D. Joint and several disgorgement by Usher and Gilbert Marshall is fixed in the amount of $5,435,183 plus prejudgment interest, but the payment of such amount except for $10,000 shall be waived based upon Respondents' demonstrated financial inability to pay. The Division of Enforcement ("Division") may, at any time following the entry of this Order, petition the Commission to: 1) reopen this matter to consider whether Respondent provided accurate and complete financial information at the time such representations were made, and if not; 2) determine the amount of civil penalty to be imposed; 3) determine the amount of prejudgment interest to order; and 4) seek any additional remedies that the Commission would be authorized to impose in this proceeding if Respondent's offer of settlement had not been accepted. No other issues shall be considered in connection with this petition other than whether the financial information provided by Respondent was fraudulent, misleading, inaccurate or incomplete in any material respect, the amount of civil penalty to be imposed and whether any additional remedies should be imposed. Respondent may not, by way of defense to any such petition, contest the findings in this Order or the Commission's authority to impose any additional remedies that were available in the original proceeding.
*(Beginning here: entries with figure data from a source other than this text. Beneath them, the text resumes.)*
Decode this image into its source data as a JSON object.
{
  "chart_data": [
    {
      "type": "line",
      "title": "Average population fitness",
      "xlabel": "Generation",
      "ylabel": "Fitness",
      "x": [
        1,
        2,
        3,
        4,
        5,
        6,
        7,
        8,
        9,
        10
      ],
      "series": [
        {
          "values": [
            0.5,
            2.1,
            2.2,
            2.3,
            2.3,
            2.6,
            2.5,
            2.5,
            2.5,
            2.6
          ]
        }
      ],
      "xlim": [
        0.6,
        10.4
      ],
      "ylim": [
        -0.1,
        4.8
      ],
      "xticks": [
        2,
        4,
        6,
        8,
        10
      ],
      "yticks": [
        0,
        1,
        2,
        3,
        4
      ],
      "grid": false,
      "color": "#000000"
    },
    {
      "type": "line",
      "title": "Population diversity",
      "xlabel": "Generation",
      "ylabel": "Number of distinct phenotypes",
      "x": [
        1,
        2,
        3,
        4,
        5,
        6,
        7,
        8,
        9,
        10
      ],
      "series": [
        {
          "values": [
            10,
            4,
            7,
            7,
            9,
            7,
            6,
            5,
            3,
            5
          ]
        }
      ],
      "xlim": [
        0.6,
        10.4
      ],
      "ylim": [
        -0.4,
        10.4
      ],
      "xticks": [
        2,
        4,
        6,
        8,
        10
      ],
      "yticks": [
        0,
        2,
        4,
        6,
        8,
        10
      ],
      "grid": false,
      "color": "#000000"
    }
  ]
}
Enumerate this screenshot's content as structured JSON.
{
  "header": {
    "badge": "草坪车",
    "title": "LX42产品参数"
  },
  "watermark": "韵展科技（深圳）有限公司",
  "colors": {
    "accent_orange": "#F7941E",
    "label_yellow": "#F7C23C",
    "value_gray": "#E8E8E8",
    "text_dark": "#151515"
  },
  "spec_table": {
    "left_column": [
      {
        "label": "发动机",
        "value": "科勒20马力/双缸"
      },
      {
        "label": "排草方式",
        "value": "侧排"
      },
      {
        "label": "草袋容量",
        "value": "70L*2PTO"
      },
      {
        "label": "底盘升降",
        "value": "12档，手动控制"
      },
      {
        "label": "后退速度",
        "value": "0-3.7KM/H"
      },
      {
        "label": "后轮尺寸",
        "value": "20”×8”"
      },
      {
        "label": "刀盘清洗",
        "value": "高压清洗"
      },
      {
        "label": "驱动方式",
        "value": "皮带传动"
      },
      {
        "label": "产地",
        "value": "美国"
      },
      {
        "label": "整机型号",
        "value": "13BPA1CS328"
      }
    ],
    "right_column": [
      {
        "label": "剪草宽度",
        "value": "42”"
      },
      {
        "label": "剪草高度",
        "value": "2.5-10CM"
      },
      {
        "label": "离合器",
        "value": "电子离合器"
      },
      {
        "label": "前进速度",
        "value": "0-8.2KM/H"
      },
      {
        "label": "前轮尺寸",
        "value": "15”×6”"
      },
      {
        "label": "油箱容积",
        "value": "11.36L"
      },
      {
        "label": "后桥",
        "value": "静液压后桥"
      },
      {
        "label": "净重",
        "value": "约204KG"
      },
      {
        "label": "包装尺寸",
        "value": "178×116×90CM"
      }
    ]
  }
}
E. Respondents shall, no later than October 15, 1999 pay disgorgement in the amount of $10,000 to the United States Treasury. Such payment shall be: (A) made by United States postal money order, certified check, bank cashier's check or bank money order; (B) made payable to the Securities and Exchange Commission; (C) hand delivered or mailed to the Comptroller, Securities and Exchange Commission, Operations Center, 6432 General Green Way, Stop 0-3, Alexandria, Virginia, 22312; and (D) submitted under cover letter that identifies Usher and Gilbert Marshall as respondents in these proceedings, the file number of these proceedings, a copy of which cover letter and money order or check shall be sent to Robert Fusfeld, Securities and Exchange Commission, 1801 California Street, Suite 4800, Denver, Colorado 80202.

By the Commission.

Jonathan G. Katz



The Order for Public Proceeding in this matter was issued on December 16, 1996.

The findings herein are made pursuant to Respondents' Offer of Settlement and are not binding on any other person or entity in this or any other proceeding.